OpenAI’s GPT-3 Can Now Give You Philosopher-Level Gyan

OpenAI’s GPT-3 Can Now Give You Philosopher-Level Gyan

A study of OpenAI's GPT-3 is capable of being indistinguishable from a human philosopher

Research has discovered that OpenAI's GPT-3 is capable of being indistinguishable from a human philosopher. GPT-3 is a neural network machine learning model trained using internet data to generate any type of text. Developed by OpenAI. GPT-3 has been used to create articles, poetry, stories, news reports, and dialogue using just a small amount of input text that can be used to produce large amounts of quality copy. GPT-3 is a powerful autoregressive language model that uses deep learning to produce human-like text.

The research team Eric Schwitzgebel, Anna Strasser, and Matthew Crosby set out to find out whether GPT-3 can replicate a human philosopher. GPT3 is a language model with billions of parameters trained on the broad internet data and exceeded its successors' performance in many benchmarks. It is powerful because it resolves the need for many training data to get satisfactory results using few-shot learners. The team fine-tuned GPT-3 based on philosopher Daniel Dennet's corpus. Fine-tuning is another way to interact with the model by using much more data to train the model.

OpenAI's GPT-3 is capable of being indistinguishable from a human philosopher:

In this case, GPT-3 was trained on millions of words of Dennett's about a variety of philosophical topics, including consciousness and artificial intelligence. With Dennet's permission, the GPT-3 was "fine-tuned" with a majority of the philosopher's writings.
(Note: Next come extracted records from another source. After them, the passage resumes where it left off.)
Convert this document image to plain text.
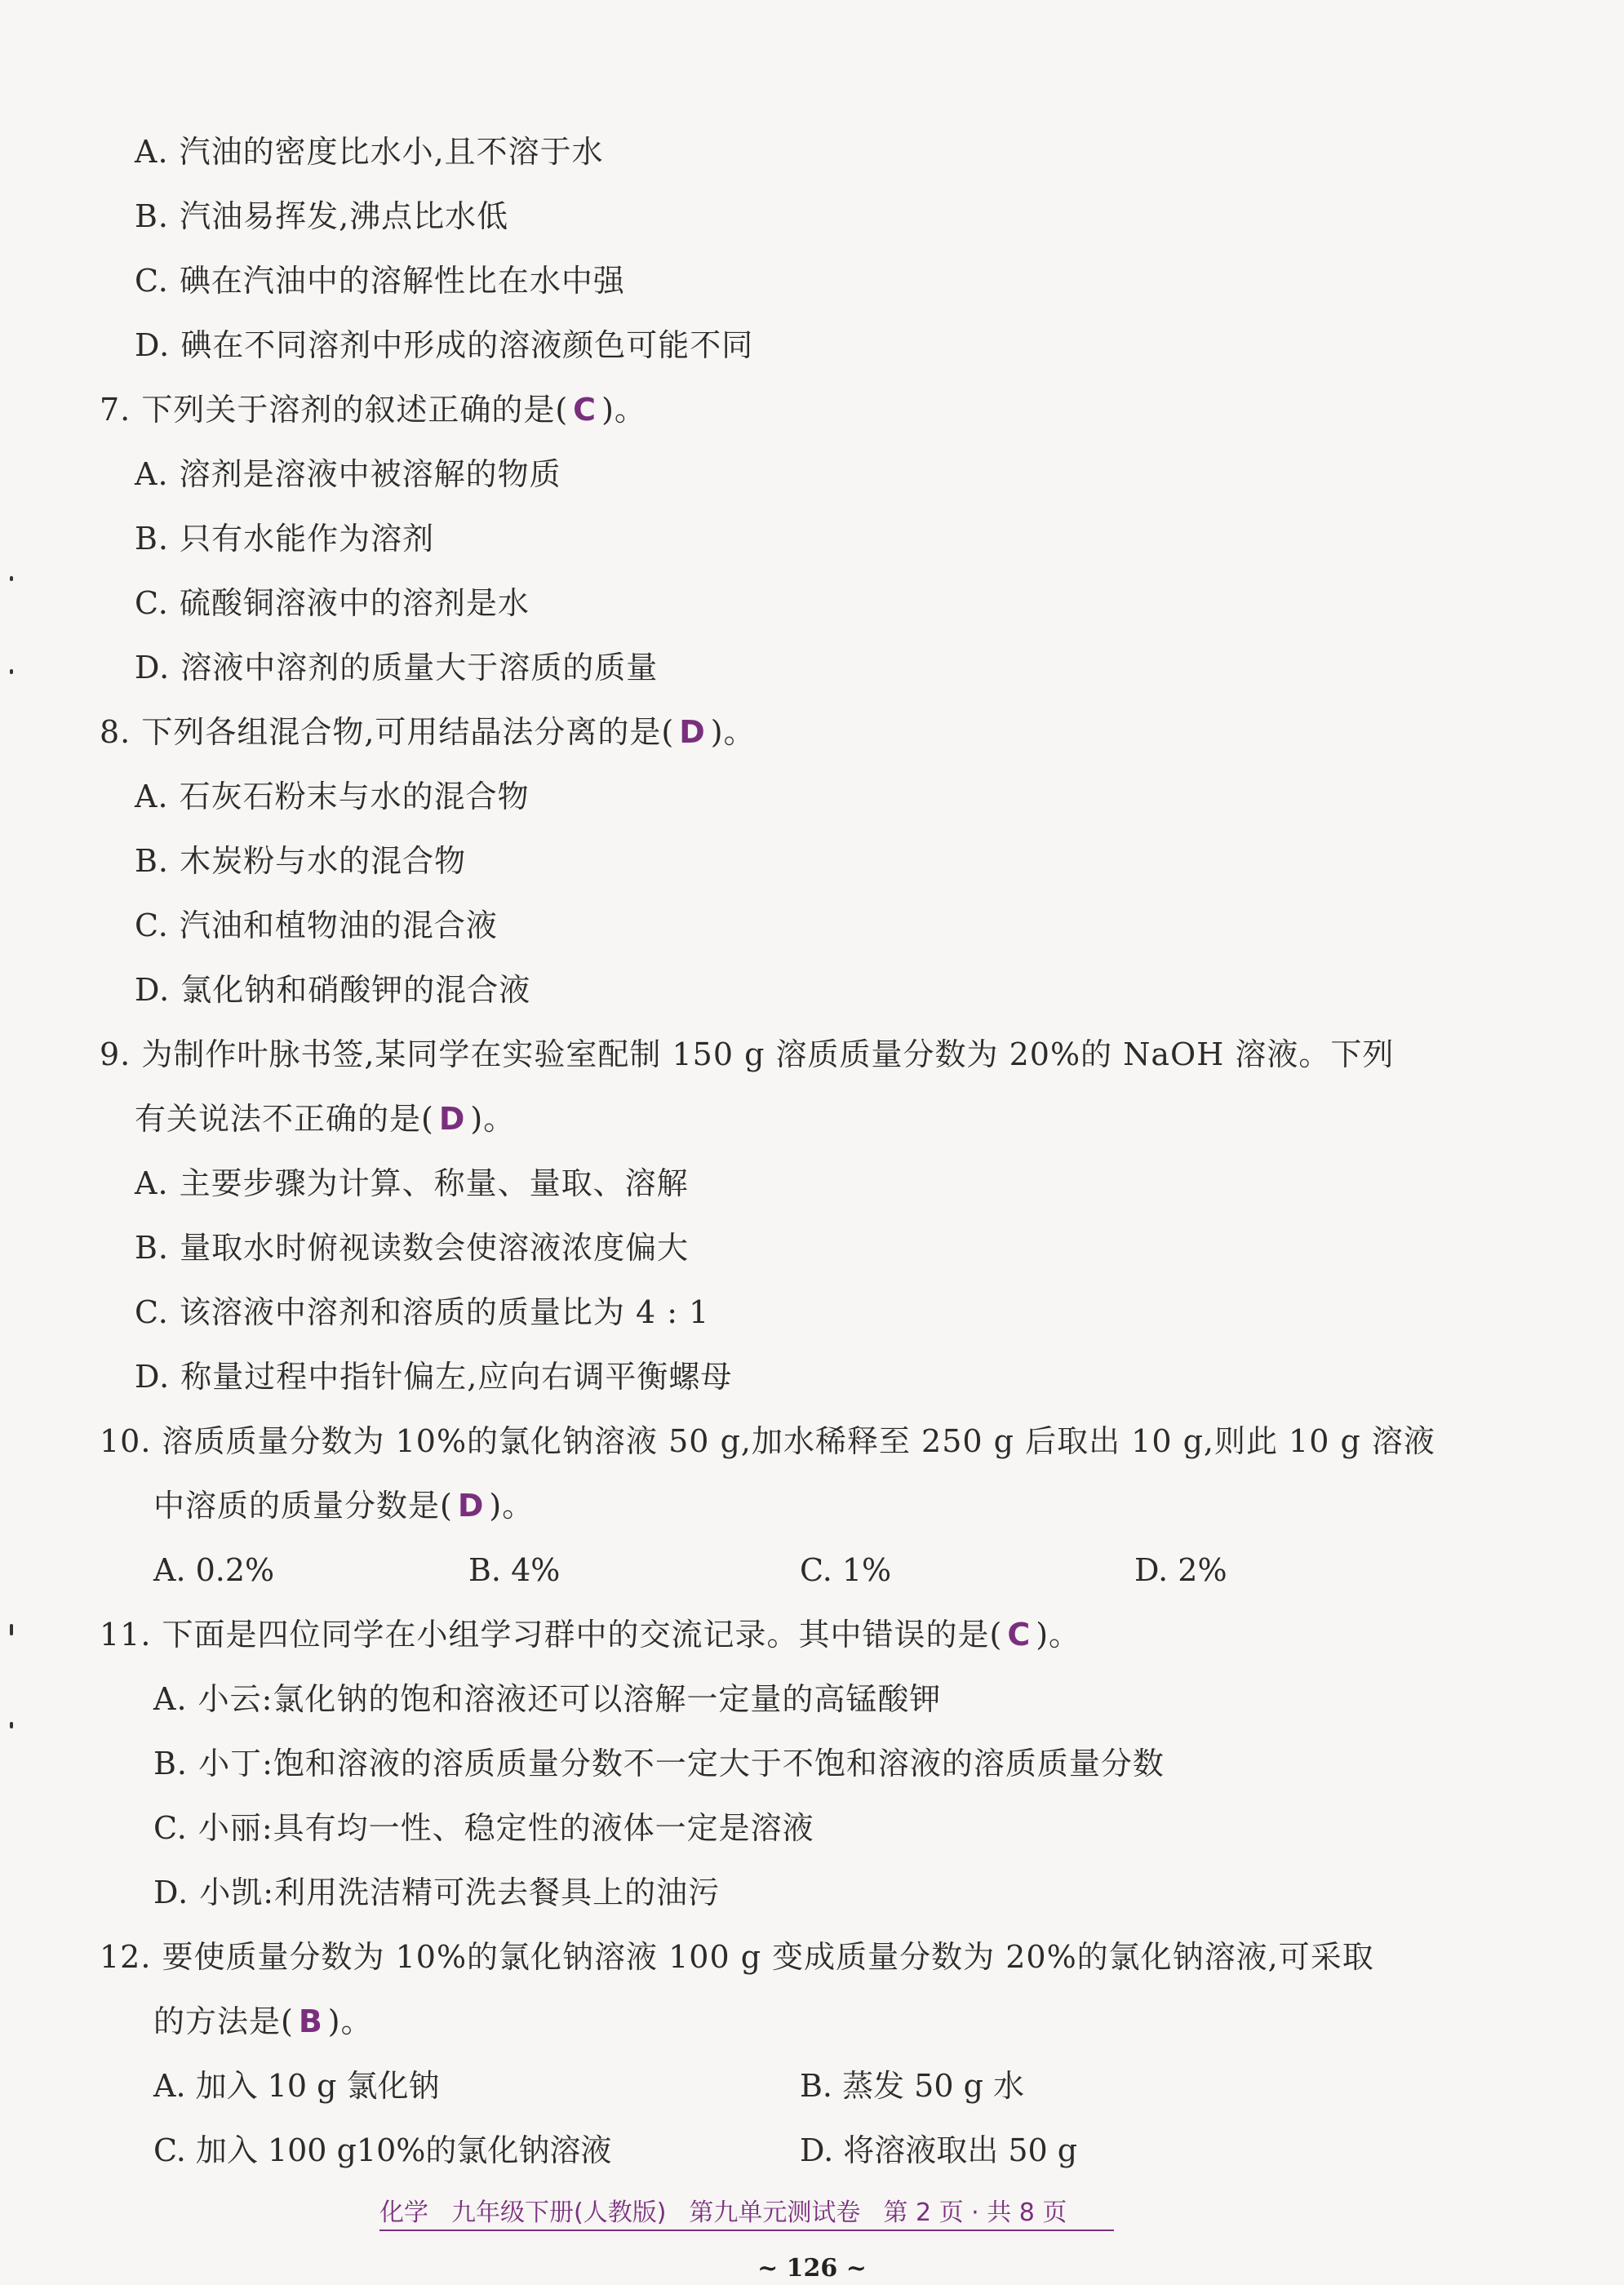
A. 汽油的密度比水小,且不溶于水
B. 汽油易挥发,沸点比水低
C. 碘在汽油中的溶解性比在水中强
D. 碘在不同溶剂中形成的溶液颜色可能不同
7. 下列关于溶剂的叙述正确的是( C )。
A. 溶剂是溶液中被溶解的物质
B. 只有水能作为溶剂
C. 硫酸铜溶液中的溶剂是水
D. 溶液中溶剂的质量大于溶质的质量
8. 下列各组混合物,可用结晶法分离的是( D )。
A. 石灰石粉末与水的混合物
B. 木炭粉与水的混合物
C. 汽油和植物油的混合液
D. 氯化钠和硝酸钾的混合液
9. 为制作叶脉书签,某同学在实验室配制 150 g 溶质质量分数为 20%的 NaOH 溶液。下列
有关说法不正确的是( D )。
A. 主要步骤为计算、称量、量取、溶解
B. 量取水时俯视读数会使溶液浓度偏大
C. 该溶液中溶剂和溶质的质量比为 4 : 1
D. 称量过程中指针偏左,应向右调平衡螺母
10. 溶质质量分数为 10%的氯化钠溶液 50 g,加水稀释至 250 g 后取出 10 g,则此 10 g 溶液
中溶质的质量分数是( D )。
A. 0.2%	B. 4%	C. 1%	D. 2%
11. 下面是四位同学在小组学习群中的交流记录。其中错误的是( C )。
A. 小云:氯化钠的饱和溶液还可以溶解一定量的高锰酸钾
B. 小丁:饱和溶液的溶质质量分数不一定大于不饱和溶液的溶质质量分数
C. 小丽:具有均一性、稳定性的液体一定是溶液
D. 小凯:利用洗洁精可洗去餐具上的油污
12. 要使质量分数为 10%的氯化钠溶液 100 g 变成质量分数为 20%的氯化钠溶液,可采取
的方法是( B )。
A. 加入 10 g 氯化钠	B. 蒸发 50 g 水
C. 加入 100 g10%的氯化钠溶液	D. 将溶液取出 50 g
化学 九年级下册(人教版) 第九单元测试卷 第 2 页 · 共 8 页
~ 126 ~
The team asked Dennet ten philosophical questions, then posed those same questions of the GPT-3.

The AI model was trained using answers from Dennett on a range of questions about free will, whether animals feel pain and even favorite bits of other philosophers. Even knowledgeable philosophers who are experts on Dan Dennett's work have substantial difficulty distinguishing the answers created by this language generation program from Dennett's own answers.

Ten philosophical questions were then posed to both the real Dennet and GPT-3 to see whether the AI could match its renowned human counterpart. Respondents were instructed to guess which of the five answers was Dennett's own. After guessing, they were asked to rate each of the five answers on a five-point scale from "not at all like what Dennett might say" to "exactly like what Dennett might say". They did this for all ten questions. This experiment is only the latest demonstration of how GPT-3 and rival artificial intelligence models can perform human conversational tasks, regardless of any philosophical questions of consciousness.

Despite the impressive performance by the GPT-3 version of Dennett, the point of the experiment wasn't to demonstrate that the AI is self-aware, only that it can mimic a real person to an increasingly sophisticated degree and that OpenAI and its rivals are continuing to refine the models. So there we have it, GPT-3 is already able to convince most people – including experts in around half or more cases that it's a human philosopher. An AI philosopher mimicking one or more humans doesn't seem very far-fetched, though how original it could be in its musings is debatable.